Tuesday, October 21, 2008

"The White Tiger" by Aravind Adiga

The book deals with a serious subject - the plight of the poor in India - in a fast-moving, entertaining, caustic way. The book should be accessible to anyone (which I somehow suspect isn't the case with all Man Booker winners).

The criticism that the Wall Street Journal raised in today's paper is absurd. Somehow, it sees the book as critical of globalization. The book has very little to do with globalization, and if anything it is welcoming of it. It does not neglect to mention the non-stop construction, the call centers, etc. In fact, Balram (a.k.a. The White Tiger), the main character, seizes on the newly presented opportunities. Nor does it maintain, contrary to WSJ's review, that only the "rich" benefit from globalization.

The book is about poor villagers, for whom the reality is that they are predestined to die no better off than they were born, and about one man going to extreme ends to change that destiny. It's about corruption, it's about the millenia old traditions, it's about illiteracy, violence, debt, and religion, and how all these things prevent a poor villager to break out of what Balram calls the Rooster Coop.
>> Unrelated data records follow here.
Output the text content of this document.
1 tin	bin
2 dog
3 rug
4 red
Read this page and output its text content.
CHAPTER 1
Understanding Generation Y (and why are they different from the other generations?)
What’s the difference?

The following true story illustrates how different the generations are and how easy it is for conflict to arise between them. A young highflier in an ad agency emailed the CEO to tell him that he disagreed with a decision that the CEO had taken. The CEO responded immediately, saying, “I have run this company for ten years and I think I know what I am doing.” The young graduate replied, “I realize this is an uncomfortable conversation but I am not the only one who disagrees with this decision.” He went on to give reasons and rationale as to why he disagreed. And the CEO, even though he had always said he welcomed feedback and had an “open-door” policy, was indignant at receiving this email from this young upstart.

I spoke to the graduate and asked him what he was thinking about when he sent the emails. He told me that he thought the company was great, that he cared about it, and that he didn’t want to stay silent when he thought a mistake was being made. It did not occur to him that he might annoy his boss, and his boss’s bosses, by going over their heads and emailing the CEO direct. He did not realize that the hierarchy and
I have no quarrel with WSJ's numbers, which indicate that there was a significant percentage increase of Indians living above the poverty line from 1981-2005 (18%). I also think that Adiga could have been more clear about who works at the call centers. (Is there a middle class? In the novel, Adiga talks about "masters" and "servants" and that 99.9 percent are servants while the remainder are masters. In this interview with the Guardian, he claims that 5% of Indians are well-off. The Independent cites him as putting the total of the underclass at 400 million.) But I think he makes it clear that there is a substantial underclass that is far from equipped (what, with debt bondage, disease, oppressive hierarchal societal structure) to benefit directly in a substantial way. The construction workers in the novel, for example, are not part of the modernity which they are building.

The one time I was traveling internationally, I was seated next to an Indian woman, who upon hearing my talk of a culture shock (on a trip to Western Europe!) suggested that for culture shocks, one should head to India. All in all, the book portrays India as a country that would be almost offensive to Western sensibilities. It does however make an eloquent case for the humanity of those for whom the very circumstances of their birth had seemed to take that humanity away. Most compellingly, it shows how a man with, at the outset, at best a mirky understanding of how the world around him works, slowly but surely figures it out, to the detriment of his masters.